O retrospecto eleitoral e a saída de Maduro
Machado, que ainda permanece fora do território venezuelano após a intervenção militar dos Estados Unidos que removeu Nicolás Maduro do poder, relembrou o veto à sua candidatura nas eleições de 2024. Segundo a líder, Maduro a impediu de concorrer por receio de um confronto direto, subestimando Edmundo González Urrutia por considerá-lo um desconhecido.
“Em menos de três meses, unificamos o país em torno dele. Isso nunca foi apenas sobre nomes, mas sobre o desejo de liberdade”, declarou Machado, referindo-se a González, que foi reconhecido pelos EUA como “presidente eleito” em novembro de 2024.
A divergência com o governo Trump e o papel de Delcy Rodríguez
Atualmente, a liderança da transição venezuelana é motivo de debate.
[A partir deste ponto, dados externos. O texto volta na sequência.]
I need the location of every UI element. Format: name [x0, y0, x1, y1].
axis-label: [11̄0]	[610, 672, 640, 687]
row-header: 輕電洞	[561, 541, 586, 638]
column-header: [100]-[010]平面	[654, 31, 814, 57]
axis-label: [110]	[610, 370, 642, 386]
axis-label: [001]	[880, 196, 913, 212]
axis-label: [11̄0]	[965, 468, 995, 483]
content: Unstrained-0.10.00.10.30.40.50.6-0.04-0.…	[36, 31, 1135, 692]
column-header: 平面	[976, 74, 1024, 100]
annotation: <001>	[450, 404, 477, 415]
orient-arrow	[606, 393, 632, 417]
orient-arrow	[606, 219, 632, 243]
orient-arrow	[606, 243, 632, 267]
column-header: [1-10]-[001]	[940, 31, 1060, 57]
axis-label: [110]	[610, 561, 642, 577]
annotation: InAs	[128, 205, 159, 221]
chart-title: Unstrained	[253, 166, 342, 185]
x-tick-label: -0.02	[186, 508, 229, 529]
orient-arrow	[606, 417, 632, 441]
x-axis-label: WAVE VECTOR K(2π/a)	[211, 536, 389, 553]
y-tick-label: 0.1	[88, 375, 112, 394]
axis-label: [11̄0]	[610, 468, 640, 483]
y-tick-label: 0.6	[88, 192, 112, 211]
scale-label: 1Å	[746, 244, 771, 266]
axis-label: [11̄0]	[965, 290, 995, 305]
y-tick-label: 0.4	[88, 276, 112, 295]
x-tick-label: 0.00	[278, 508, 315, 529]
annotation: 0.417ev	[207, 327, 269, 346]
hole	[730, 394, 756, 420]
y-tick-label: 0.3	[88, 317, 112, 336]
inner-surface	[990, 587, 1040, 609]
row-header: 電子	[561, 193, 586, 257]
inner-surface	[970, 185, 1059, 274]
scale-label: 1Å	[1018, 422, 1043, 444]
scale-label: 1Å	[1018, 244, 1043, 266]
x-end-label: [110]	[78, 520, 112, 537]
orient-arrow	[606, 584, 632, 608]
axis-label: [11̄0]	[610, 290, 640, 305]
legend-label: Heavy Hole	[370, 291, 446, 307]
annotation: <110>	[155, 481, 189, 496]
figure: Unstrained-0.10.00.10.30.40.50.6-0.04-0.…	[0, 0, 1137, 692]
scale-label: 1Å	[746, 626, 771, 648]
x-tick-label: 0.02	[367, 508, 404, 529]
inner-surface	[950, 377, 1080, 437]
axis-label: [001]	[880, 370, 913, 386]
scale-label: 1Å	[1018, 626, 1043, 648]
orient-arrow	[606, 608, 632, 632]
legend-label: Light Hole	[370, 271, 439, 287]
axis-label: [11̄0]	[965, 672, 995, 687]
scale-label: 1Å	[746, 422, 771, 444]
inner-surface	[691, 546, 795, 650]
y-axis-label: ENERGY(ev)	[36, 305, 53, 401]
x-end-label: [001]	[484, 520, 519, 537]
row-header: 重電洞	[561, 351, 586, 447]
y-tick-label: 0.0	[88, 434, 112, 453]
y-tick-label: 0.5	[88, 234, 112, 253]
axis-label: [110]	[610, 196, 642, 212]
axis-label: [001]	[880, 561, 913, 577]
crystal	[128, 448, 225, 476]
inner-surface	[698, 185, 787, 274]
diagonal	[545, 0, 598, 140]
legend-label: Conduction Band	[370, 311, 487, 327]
Enquanto a oposição esperava um apoio direto a Machado, o governo de Donald Trump optou por colaborar com Delcy Rodríguez, figura histórica do chavismo que assumiu o posto de presidenta interina.
Embora Trump tenha feito críticas públicas a Machado em janeiro, questionando seu respaldo interno, a opositora mantém uma postura otimista baseada em contatos diplomáticos reservados:
- Confiança mútua: Machado afirma se guiar pelo que foi discutido em reuniões privadas com o presidente americano, acreditando que ele compreende a real natureza do regime.
- Ceticismo sobre a interina: Ela descreveu Delcy Rodríguez como uma “comunista não confiável”, cuja lealdade original permanece com aliados de Maduro, como Rússia, Irã, China e Cuba.
- A estratégia de pressão: Para Machado, Rodríguez só colabora com os EUA devido à pressão externa. “Ela está sendo usada para o trabalho sujo de desmantelar a estrutura do próprio regime”, analisou.
O gesto simbólico do Nobel
Um dos pontos altos da recente atividade diplomática de Machado foi a entrega de seu Prêmio Nobel da Paz a Donald Trump, durante uma visita à Casa Branca em 15 de janeiro. Ao ser questionada sobre o gesto, ela justificou como um ato de gratidão e justiça: “O povo venezuelano é grato pelo que foi feito e confia nas ações que virão nos próximos meses”.